Dylan and Colleen Biggs of TK Ranch near Hanna, Alta., sell meat to customers who want to reconnect with their food and know how it is produced.

“Direct marketing is a big job and not for the faint of heart, but can provide income stability for farm families,” said Colleen.

In the early 1990s, the couple felt they had done everything they could to lower costs of production but they were still losing money. Then the bank called to ask how they were going to service their debt.

“We had three small children and Dylan was working 14-hour days managing the ranch. It looked like the only option was for me to get a job, but it would pay less than what I’d have to pay for child care,” she said.

They decided to take control of their own marketing and add value to what they were already doing.

In 1995, direct marketing beef in Alberta was unheard of. Some ranchers kept a steer to butcher for family and friends but everyone bought meat at grocery stores. “When we called Alberta Agriculture to get information about selling direct, they told us we would fail,” Colleen recalled.

“We decided to take the risk anyway, and invest our time and limited resources into a grass-fed program.”

That evolved from producing humanely raised livestock to processing, developing their own brand, meeting with retailers, building warehousing facilities, co-ordinating deliveries and dealing direct with consumers — and building their own abattoir.

“Meat quality is essential so we mortgaged everything we owned in 2014 to become one of the first families in Canada to have our own on-farm government-inspected red meat abattoir. Then the recession hit, so we started custom-processing as well, to augment our income,” Colleen said.
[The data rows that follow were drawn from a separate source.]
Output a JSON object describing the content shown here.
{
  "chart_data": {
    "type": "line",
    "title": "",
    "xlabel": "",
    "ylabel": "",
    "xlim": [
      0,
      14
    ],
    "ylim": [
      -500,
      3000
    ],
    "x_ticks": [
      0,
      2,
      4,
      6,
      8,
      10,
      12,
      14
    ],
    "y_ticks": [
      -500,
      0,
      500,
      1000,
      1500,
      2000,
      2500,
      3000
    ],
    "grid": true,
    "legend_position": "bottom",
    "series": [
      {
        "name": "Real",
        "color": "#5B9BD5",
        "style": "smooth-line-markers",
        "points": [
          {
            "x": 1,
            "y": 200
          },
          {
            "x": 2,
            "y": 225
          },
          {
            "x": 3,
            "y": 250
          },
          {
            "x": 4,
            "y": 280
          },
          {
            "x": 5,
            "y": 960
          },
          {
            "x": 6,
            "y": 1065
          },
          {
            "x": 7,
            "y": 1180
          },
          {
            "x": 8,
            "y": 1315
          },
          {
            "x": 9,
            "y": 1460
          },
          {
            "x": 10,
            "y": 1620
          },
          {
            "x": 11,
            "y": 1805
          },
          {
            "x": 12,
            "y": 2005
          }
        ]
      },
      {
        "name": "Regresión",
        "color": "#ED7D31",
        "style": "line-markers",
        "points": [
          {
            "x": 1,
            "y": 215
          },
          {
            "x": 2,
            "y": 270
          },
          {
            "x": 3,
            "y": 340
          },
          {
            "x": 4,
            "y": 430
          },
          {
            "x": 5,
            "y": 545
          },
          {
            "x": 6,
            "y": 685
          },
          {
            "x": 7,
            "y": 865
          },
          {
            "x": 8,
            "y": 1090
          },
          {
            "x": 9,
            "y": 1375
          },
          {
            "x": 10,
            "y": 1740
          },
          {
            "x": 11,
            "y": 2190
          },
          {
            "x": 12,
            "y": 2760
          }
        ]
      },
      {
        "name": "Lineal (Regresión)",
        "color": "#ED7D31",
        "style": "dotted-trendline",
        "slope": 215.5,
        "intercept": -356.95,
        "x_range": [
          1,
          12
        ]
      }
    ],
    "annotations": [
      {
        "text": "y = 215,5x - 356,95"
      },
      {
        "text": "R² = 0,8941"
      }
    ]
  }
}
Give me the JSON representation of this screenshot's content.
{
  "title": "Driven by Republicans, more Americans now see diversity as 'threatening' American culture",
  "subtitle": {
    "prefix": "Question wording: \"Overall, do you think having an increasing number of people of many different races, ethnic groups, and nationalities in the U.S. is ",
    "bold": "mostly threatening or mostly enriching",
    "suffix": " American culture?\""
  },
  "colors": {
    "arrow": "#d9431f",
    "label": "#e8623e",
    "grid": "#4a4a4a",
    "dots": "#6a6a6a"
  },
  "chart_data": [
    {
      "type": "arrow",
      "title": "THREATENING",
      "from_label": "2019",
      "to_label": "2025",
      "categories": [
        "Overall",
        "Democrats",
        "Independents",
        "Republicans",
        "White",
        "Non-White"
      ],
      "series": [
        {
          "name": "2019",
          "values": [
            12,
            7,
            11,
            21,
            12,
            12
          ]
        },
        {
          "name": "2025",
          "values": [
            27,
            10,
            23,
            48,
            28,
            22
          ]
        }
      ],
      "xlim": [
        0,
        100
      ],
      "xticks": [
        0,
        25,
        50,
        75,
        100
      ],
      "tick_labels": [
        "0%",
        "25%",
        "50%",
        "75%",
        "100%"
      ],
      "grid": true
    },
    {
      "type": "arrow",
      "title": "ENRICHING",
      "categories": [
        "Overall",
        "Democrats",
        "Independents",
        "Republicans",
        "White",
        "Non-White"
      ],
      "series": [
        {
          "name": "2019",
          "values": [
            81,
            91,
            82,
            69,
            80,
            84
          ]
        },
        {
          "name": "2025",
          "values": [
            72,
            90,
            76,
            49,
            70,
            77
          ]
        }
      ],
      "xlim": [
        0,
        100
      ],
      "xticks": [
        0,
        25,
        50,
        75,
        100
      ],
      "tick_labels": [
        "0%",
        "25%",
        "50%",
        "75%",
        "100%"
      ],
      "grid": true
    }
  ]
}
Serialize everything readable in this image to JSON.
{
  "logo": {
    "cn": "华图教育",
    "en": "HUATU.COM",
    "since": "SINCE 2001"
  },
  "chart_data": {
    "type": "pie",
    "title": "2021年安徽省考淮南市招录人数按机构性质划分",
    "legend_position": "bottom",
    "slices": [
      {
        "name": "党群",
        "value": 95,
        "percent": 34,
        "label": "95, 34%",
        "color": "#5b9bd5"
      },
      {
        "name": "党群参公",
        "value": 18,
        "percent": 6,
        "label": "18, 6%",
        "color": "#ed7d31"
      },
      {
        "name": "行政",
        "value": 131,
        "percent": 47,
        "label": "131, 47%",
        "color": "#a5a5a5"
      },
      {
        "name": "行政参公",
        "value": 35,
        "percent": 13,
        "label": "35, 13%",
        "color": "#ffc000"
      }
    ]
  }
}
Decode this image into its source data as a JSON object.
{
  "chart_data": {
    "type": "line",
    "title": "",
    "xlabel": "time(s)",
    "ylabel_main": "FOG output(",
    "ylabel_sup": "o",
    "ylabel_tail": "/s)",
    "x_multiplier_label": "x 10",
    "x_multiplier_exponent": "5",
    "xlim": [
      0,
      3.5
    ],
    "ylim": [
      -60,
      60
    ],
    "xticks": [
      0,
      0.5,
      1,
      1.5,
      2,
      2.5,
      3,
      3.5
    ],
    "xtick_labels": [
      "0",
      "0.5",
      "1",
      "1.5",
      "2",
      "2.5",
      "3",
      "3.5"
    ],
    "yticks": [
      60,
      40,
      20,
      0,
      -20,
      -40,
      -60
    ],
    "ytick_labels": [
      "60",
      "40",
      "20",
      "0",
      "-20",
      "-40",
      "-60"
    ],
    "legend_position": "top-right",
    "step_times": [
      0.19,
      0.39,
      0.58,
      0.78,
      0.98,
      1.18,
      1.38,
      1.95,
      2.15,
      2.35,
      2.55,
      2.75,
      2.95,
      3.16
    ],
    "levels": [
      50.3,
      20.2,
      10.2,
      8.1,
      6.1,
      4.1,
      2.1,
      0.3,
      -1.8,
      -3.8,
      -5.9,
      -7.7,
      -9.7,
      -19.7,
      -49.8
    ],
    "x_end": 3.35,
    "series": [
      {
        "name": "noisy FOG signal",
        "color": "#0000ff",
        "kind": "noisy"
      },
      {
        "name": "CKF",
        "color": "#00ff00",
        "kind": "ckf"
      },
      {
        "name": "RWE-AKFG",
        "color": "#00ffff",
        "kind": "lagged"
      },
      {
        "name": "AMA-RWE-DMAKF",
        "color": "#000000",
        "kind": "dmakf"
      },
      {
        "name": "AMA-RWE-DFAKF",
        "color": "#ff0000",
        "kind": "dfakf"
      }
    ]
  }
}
“We have a meat-cutting facility near Calgary where it’s easier to get employees. We slaughter beef on the ranch and do dry aging, then break down the carcasses and take them to our cutting facility. We have a store there, and an online store.

“Under our TK Ranch brand we sold natural dry-aged grass-fed beef, then expanded our program to include grass-fed lamb, heritage pasture-raised pork and soy-free chicken.”

The Biggs’ meat business is built on repeat customers.

Dylan and Colleen Biggs say Alberta Agriculture told them they would fail when they first asked for information about direct marketing beef. | Biggs photo

“They have faith in us and know our product. Producers need to understand that no matter whether the animals are grass-fed, grain-fed, animal-welfare-approved, natural or whatever the label, if the end product isn’t good, it gives the whole label a bad name,” said Colleen.

Some producers think they can slaughter a long yearling off grass and have a good eating experience, but that isn’t always the case. Proper handling is required, and Dylan has been teaching low-stress-handling for decades.

Producers who want to market their own animals should start slow and learn as they go, advised Colleen.

“Pick the best 10 to 15 percent of your animals and direct-market those and ship the rest. Talk to people who’ve been at it a long time.

“Figure out who you’re going to sell to — people in your community or a broader market. This is hard for people in rural communities far from population centres. When we started in the 1990s I delivered meat and drove thousands of kilometres every month with three small children in car seats in our crew cab and two chest freezers with a generator in the back.”

Producers contemplating direct marketing are advised to pick the best 10 to 15 percent of their animals and ship the rest. | Biggs photo

She also said producers should sell halves rather than steaks, roasts and ground beef. That avoids a freezer full of less popular cuts.

“Quarters and eighths are popular and as long as you value them properly, this works. You must charge a little more for eighths than for quarters and a little more for quarters than halves because there’s more involved in getting them ready.”